You will be astonished Chamber Horror stories Musical
Thrill Me: The Leopold & Loeb Story (Jermyn St). Theatre)
Verdict: A chilling killing
Georgina Brown
Stephen Dolginoff’s musical chamber-of-horrors may make you reconsider your belief that murder is something one should sing about.
This two-hander story is compelling because it uses the so-called crime of the [20th]Century’: The kidnapping and murder of Bobby Franks in Chicago, 1924, was the catalyst for Patrick Hamilton’s 1929 play Rope and Alfred Hitchcock’s 1958 film.
Dolginoff focuses on the complex, transient relationship that this infatuated teenage and Richard Loeb, a fellow student at law, have.
Stephen Dolginoff’s musical chamber-of-horrors may make you reconsider your belief that murder is something not to be sang about
Loeb invented murder. Loeb’s idea for murder is to have both boys super-riches and super-clever. However, Loeb thinks they could become Friedrich Nietzsche-style “supermen” and he sets out to create and execute the ultimate, motiveless crime.

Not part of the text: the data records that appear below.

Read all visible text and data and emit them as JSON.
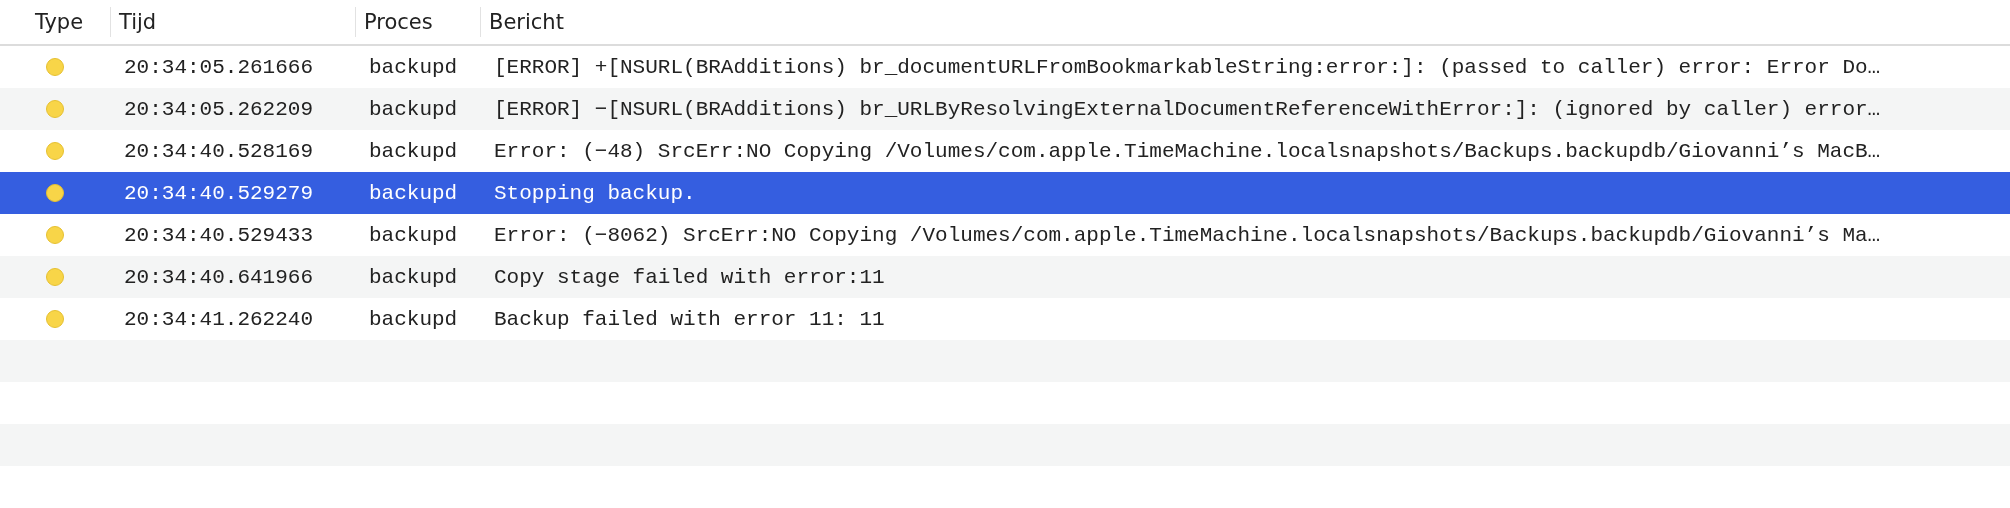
{
  "table": {
    "columns": [
      "Type",
      "Tijd",
      "Proces",
      "Bericht"
    ],
    "rows": [
      {
        "time": "20:34:05.261666",
        "process": "backupd",
        "message": "[ERROR] +[NSURL(BRAdditions) br_documentURLFromBookmarkableString:error:]: (passed to caller) error: Error Do…",
        "selected": false
      },
      {
        "time": "20:34:05.262209",
        "process": "backupd",
        "message": "[ERROR] −[NSURL(BRAdditions) br_URLByResolvingExternalDocumentReferenceWithError:]: (ignored by caller) error…",
        "selected": false
      },
      {
        "time": "20:34:40.528169",
        "process": "backupd",
        "message": "Error: (−48) SrcErr:NO Copying /Volumes/com.apple.TimeMachine.localsnapshots/Backups.backupdb/Giovanni’s MacB…",
        "selected": false
      },
      {
        "time": "20:34:40.529279",
        "process": "backupd",
        "message": "Stopping backup.",
        "selected": true
      },
      {
        "time": "20:34:40.529433",
        "process": "backupd",
        "message": "Error: (−8062) SrcErr:NO Copying /Volumes/com.apple.TimeMachine.localsnapshots/Backups.backupdb/Giovanni’s Ma…",
        "selected": false
      },
      {
        "time": "20:34:40.641966",
        "process": "backupd",
        "message": "Copy stage failed with error:11",
        "selected": false
      },
      {
        "time": "20:34:41.262240",
        "process": "backupd",
        "message": "Backup failed with error 11: 11",
        "selected": false
      }
    ]
  }
}
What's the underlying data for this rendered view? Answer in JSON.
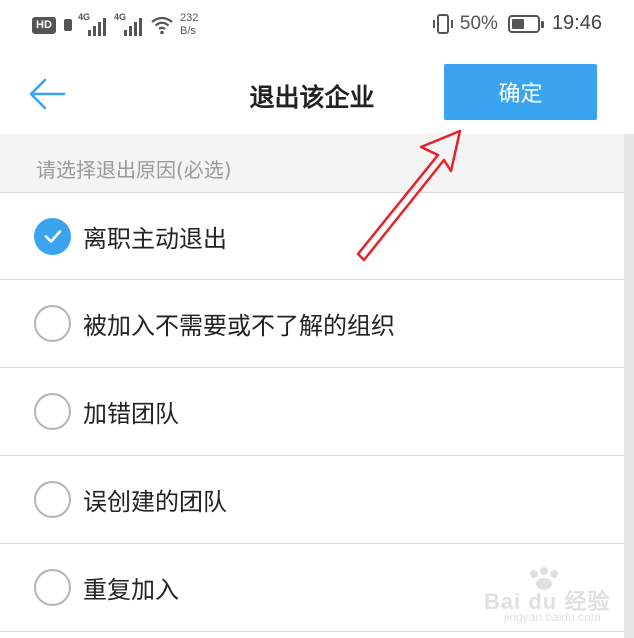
{
  "status_bar": {
    "hd_badge": "HD",
    "network1": "4G",
    "network2": "4G",
    "speed_value": "232",
    "speed_unit": "B/s",
    "battery_percent": "50%",
    "battery_level": 0.5,
    "time": "19:46",
    "icons": [
      "hd-icon",
      "signal-icon",
      "signal-icon",
      "wifi-icon",
      "vibrate-icon",
      "battery-icon"
    ]
  },
  "header": {
    "back_icon": "arrow-left-icon",
    "title": "退出该企业",
    "confirm_label": "确定"
  },
  "section": {
    "caption": "请选择退出原因(必选)"
  },
  "options": [
    {
      "label": "离职主动退出",
      "checked": true
    },
    {
      "label": "被加入不需要或不了解的组织",
      "checked": false
    },
    {
      "label": "加错团队",
      "checked": false
    },
    {
      "label": "误创建的团队",
      "checked": false
    },
    {
      "label": "重复加入",
      "checked": false
    }
  ],
  "watermark": {
    "text": "Bai du 经验",
    "sub": "jingyan.baidu.com"
  },
  "colors": {
    "accent": "#3aa4f0",
    "annotation": "#e8202a",
    "caption_bg": "#f4f4f4"
  }
}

As Jack Reitman’s charismatic and crushing Loeb (“You’re too busy to lick my wingstip shoes”) is in psychological thrall with Nietzsche so is Leopold, the obsessive, sophisticated, sadist. They sign a blood contract.
His friendship was important to me. Bart Lambert’s Leopold said that I would do anything he requested.
Benjamin McQuigg’s brilliantly performed piano score of Dolginoff’s urgent, throbbing music creates and drives the emotional undertext that Loeb uses to propel his intellectual, nerveless exercise.
Most disconcerting is Loeb’s enticement to get Bobby into his car — ‘I know, never talk to strangers… You’ll be safe inside my Roadster’ — sung with such sweetness it is not surprising little Bobby jumped aboard.
Matthew Parker’s focused revival, which is heard as clearly in the small space where it can, sounds all of Matthew Parker’s unmistakable, terrifying, and chilling killing.